# ETL Draft
This notebook is to scrap / test code towards the actual ETL

In [1]:
import boto3
import configparser
import matplotlib.pyplot as plt
import pandas as pd
from time import time
import json
%load_ext sql

## Read Configs

In [2]:
config = configparser.ConfigParser()
config.read_file(open('aws.cfg'))
KEY                    = config.get('AWS','KEY')
SECRET                 = config.get('AWS','SECRET')
PREFERRED_REGION       = config.get('AWS','PREFERRED_REGION')

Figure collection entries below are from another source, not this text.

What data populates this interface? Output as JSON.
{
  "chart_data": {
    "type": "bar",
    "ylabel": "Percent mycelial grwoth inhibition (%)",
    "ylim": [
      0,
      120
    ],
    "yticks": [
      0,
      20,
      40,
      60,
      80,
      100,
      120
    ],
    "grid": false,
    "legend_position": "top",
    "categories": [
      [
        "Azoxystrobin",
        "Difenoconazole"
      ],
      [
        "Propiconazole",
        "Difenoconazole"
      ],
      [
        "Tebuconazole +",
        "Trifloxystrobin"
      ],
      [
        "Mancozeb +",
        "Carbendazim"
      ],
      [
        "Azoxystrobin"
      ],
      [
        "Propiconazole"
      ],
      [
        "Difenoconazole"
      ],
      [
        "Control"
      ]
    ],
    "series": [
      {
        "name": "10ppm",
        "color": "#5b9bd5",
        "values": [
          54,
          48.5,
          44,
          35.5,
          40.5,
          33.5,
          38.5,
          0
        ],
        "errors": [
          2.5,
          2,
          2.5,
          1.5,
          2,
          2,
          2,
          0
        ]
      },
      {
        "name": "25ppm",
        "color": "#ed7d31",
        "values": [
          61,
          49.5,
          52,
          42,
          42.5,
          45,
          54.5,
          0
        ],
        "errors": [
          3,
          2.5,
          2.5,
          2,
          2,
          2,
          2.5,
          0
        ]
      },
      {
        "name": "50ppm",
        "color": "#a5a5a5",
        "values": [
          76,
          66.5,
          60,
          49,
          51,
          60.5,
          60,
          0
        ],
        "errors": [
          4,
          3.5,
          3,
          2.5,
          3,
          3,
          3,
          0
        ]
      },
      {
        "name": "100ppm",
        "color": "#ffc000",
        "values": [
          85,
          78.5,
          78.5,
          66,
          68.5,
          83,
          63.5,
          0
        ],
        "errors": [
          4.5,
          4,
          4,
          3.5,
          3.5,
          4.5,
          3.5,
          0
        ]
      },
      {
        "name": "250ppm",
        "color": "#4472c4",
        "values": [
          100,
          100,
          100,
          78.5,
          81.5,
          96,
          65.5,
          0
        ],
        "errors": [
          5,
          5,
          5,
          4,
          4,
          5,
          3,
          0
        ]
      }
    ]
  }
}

config = configparser.ConfigParser()
config.read_file(open('dwh.cfg'))
HOST              = config.get('CLUSTER','HOST')
DB_NAME           = config.get('CLUSTER','DB_NAME')
DB_USER           = config.get('CLUSTER','DB_USER')
DB_PASSWORD       = config.get('CLUSTER','DB_PASSWORD')
DB_PORT           = config.get('CLUSTER','DB_PORT')

DB_NAME           = config.get('DATABASE','DB_NAME')

IAM_ROLE        = config.get('IAM_ROLE','ARN')

LOG_DATA        = config.get('S3','LOG_DATA')
LOG_JSONPATH        = config.get('S3','LOG_JSONPATH')
SONG_DATA        = config.get('S3','SONG_DATA')


## CHeck S3 contents

In [4]:
s3 = boto3.resource('s3',
                       region_name= PREFERRED_REGION,
                       aws_access_key_id= KEY,
                       aws_secret_access_key= SECRET
                   )

bucket = s3.Bucket('udacity-dend')

In [None]:

#for obj in bucket.objects.all():
#for obj in bucket.objects.filter(Prefix="log_json_path.json"):
for obj in bucket.objects.filter(Prefix="song-data/A/A/A/TRAAAAK128F9318786.json"):
#for obj in bucket.objects.filter(Prefix="log-data/2018/11/2018-11-01-events.json"):
    key = obj.key    
    body = obj.get()['Body'].read() 
    print(body)

## Check number of files / entities
- Number of song files should match staging_songs.count
- NUmber of log entities?? should match staging_events.count

### Count Song Data Files

In [12]:
count = 0 
for i in bucket.objects.filter(Prefix="song-data/"):
  count += 1

#list(map(lambda i: count = count + 1, bucket.objects.filter(Prefix="song-data/")))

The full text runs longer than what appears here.